Plant to 5 m tall but generally much shorter and with a thick stem. Leaf blades to over 1 m long and 60 cm wide, erect or spreading, mature ones not peltate, vein pairs 9-12, uniformly green (but not in cultivars), sheathing in lower half; stalk to 1 m or more long. Spathe yellow-green to about 25 cm long, tube at least 6 cm long. Spadix as long as spathe, the appendix to about 5 cm long. [a. indica (Lour.) Spach]
This species has been confused with the Australian native A. brisbanensis (F.M. Bailey) Domin, Cunjevoi (Spoon Lily) which is a rainforest plant from Qld and N NSW. A. macrorrhizos has a membranous, cowl-shaped spathe, a sterile zone between the males and females that is shorter than the female zone and an appendix that is cream to pale yellow. A. brisbanensis has a leathery, spoon-shaped spathe, the sterile spadix zone at least as long as the female zone and the appendix green to orange. While the former is inferior as a food but edible, the latter is highly acidic and edible only after very careful and thorough preparation.
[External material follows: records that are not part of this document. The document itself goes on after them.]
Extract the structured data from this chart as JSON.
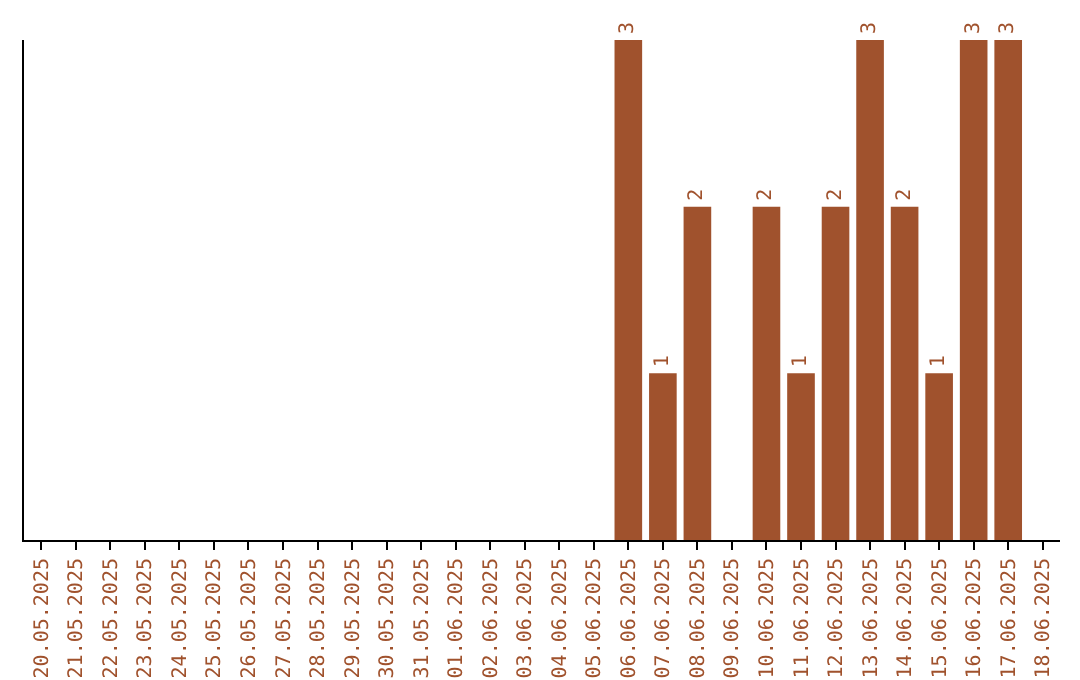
{
  "chart_data": {
    "type": "bar",
    "categories": [
      "20.05.2025",
      "21.05.2025",
      "22.05.2025",
      "23.05.2025",
      "24.05.2025",
      "25.05.2025",
      "26.05.2025",
      "27.05.2025",
      "28.05.2025",
      "29.05.2025",
      "30.05.2025",
      "31.05.2025",
      "01.06.2025",
      "02.06.2025",
      "03.06.2025",
      "04.06.2025",
      "05.06.2025",
      "06.06.2025",
      "07.06.2025",
      "08.06.2025",
      "09.06.2025",
      "10.06.2025",
      "11.06.2025",
      "12.06.2025",
      "13.06.2025",
      "14.06.2025",
      "15.06.2025",
      "16.06.2025",
      "17.06.2025",
      "18.06.2025"
    ],
    "values": [
      null,
      null,
      null,
      null,
      null,
      null,
      null,
      null,
      null,
      null,
      null,
      null,
      null,
      null,
      null,
      null,
      null,
      3,
      1,
      2,
      null,
      2,
      1,
      2,
      3,
      2,
      1,
      3,
      3,
      null
    ],
    "value_labels": [
      null,
      null,
      null,
      null,
      null,
      null,
      null,
      null,
      null,
      null,
      null,
      null,
      null,
      null,
      null,
      null,
      null,
      "3",
      "1",
      "2",
      null,
      "2",
      "1",
      "2",
      "3",
      "2",
      "1",
      "3",
      "3",
      null
    ],
    "color": "#a0522d",
    "ylim": [
      0,
      3
    ],
    "tick_labels": "x",
    "grid": false,
    "legend": false
  }
}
There are a number of other species and hybrids in cultivation including:
A. × amazonica André (A. lowii × A. sanderiana) which has leaves with silver veins and purple undersurfaces
A. odora (Lodd.) Spach from tropical Asia which is similar to A. macrorrhizos but with the spathe tube to 4 cm long and leaves that are still peltate at maturity
A. plumbea (K. Koch) van Houtte from Java which has parts suffused with purple. Syn. A. macrorrhizos var. rubra (Hassk.) Furt.
A. sanderiana Bull. Kris Plant, from the Philippines which is extremely dark green above with silvery veins and margins and sometimes purplish below.
India to Malaysia.
Source: (2005). Araceae. In: . Horticultural Flora of South-eastern Australia. Volume 5. Flowering plants. Monocotyledons. The identification of garden and cultivated plants. University of New South Wales Press.
Leaf blades pale violet. There is some confusion between this cultivar and Xanthosoma violaceum.